蓝梦握住她枯瘦的手:“真的。明天黄昏,我陪您去。”

“我也要去!”猫灵立刻举手,“本喵是这次行动的技术顾问!没有本喵引路,你们连阿黄的魂印都感应不到!”

蓝梦白了它一眼,但没有拒绝。

第二天黄昏,蓝梦扶着老太太,站在槐树巷18号的门前。

蓝色的铁皮围挡开了一个小门,生锈的挂锁只是虚挂着,一推就开。里面是片杂草丛生的空地,碎砖破瓦散落一地,夕阳把残垣断壁染成金红色。

老太太走得很慢,每一步都小心翼翼,像怕踩碎什么珍贵的东西。

穿过空地,绕过一堵半塌的山墙,眼前豁然开朗。

是个院子。

院墙塌了大半,青砖地面被野草顶裂,东倒西歪地翘起。但院子中央那棵泡桐树还在,粗壮得一个人都抱不过来,枝丫向四面八方伸展开去,遮住了半边天空。
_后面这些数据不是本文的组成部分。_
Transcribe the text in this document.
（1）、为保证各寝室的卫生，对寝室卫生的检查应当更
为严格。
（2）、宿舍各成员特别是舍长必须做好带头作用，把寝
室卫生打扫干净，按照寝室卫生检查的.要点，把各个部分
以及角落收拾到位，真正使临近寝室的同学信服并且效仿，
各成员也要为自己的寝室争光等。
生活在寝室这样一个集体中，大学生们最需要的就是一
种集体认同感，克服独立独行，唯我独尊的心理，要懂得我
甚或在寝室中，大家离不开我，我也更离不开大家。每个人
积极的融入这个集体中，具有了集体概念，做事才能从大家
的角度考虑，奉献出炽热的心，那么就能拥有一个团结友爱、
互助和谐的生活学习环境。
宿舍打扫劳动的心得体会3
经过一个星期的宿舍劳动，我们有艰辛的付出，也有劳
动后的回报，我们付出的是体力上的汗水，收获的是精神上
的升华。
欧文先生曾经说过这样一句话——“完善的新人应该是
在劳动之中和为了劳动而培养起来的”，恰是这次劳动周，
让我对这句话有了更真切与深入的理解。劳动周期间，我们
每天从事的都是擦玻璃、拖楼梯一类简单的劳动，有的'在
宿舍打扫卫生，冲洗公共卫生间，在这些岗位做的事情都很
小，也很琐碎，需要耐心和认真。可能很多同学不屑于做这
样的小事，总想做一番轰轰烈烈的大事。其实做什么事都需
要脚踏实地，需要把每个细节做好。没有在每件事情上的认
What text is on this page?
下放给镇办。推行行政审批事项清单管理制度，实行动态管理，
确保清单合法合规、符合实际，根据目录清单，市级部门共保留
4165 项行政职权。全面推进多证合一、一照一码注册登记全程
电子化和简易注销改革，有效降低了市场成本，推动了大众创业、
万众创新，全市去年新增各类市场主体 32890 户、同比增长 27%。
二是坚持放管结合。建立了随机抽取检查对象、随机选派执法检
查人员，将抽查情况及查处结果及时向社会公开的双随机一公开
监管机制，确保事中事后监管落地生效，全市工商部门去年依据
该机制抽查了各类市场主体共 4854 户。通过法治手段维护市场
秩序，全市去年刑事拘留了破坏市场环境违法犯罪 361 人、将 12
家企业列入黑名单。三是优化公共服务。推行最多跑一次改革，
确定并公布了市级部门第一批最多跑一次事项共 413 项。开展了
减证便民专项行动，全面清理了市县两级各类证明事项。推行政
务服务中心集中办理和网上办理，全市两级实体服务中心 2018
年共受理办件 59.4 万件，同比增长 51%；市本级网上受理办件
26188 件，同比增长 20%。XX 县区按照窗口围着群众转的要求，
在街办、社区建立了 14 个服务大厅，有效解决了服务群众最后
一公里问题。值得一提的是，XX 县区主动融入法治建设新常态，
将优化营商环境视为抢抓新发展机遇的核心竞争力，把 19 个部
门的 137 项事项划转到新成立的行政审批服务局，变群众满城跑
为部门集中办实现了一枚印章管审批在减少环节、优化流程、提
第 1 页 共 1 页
正是深秋,泡桐叶落了大半,只剩几片枯黄的叶子挂在枝头,在夕光中微微晃动。

但树冠顶端,竟还开着一簇淡紫色的花。

不合时节的,孤零零的,像在等什么人。

老太太站在树下,仰头看着那簇花。

她的嘴唇在动,但没有声音。

蓝梦看见,她浑浊的眼眶里,慢慢渗出泪水。

“阿黄……”她喃喃道,“阿黄,我来了……”

话音刚落,泡桐树上响起细细的叫声。

“喵——”

不是蓝梦听过的任何一种猫叫。

那声音很轻,很老,像从很远很远的时光里飘来,带着锈蚀,带着疲惫,带着六十三年的等待。

但那一瞬间,所有人都听见了。

老太太颤抖着伸出手。

泡桐树最高的枝丫上,慢慢浮现出一个影子。

是只黄狸花猫。

很老了,毛色黯淡,脊背微驼,左耳缺了一小块。它蹲在树杈上,尾巴从枝头垂下来,在风中轻轻摇晃。

它低头看着树下的人。

那双绿色的眼睛,在夕阳里亮得像两颗星星。

“喵——”

又一声,更轻了。

然后,它从树上跳下来。

不是跳,是飘。轻飘飘的,像片落叶,慢慢落到老太太脚边。

它仰头看着她,蹭了蹭她的小腿。

老太太跪下来,伸手去摸。

这一次,她的手没有穿过猫魂。

那只苍老的、布满老年斑的手,轻轻落在阿黄毛茸茸的头顶。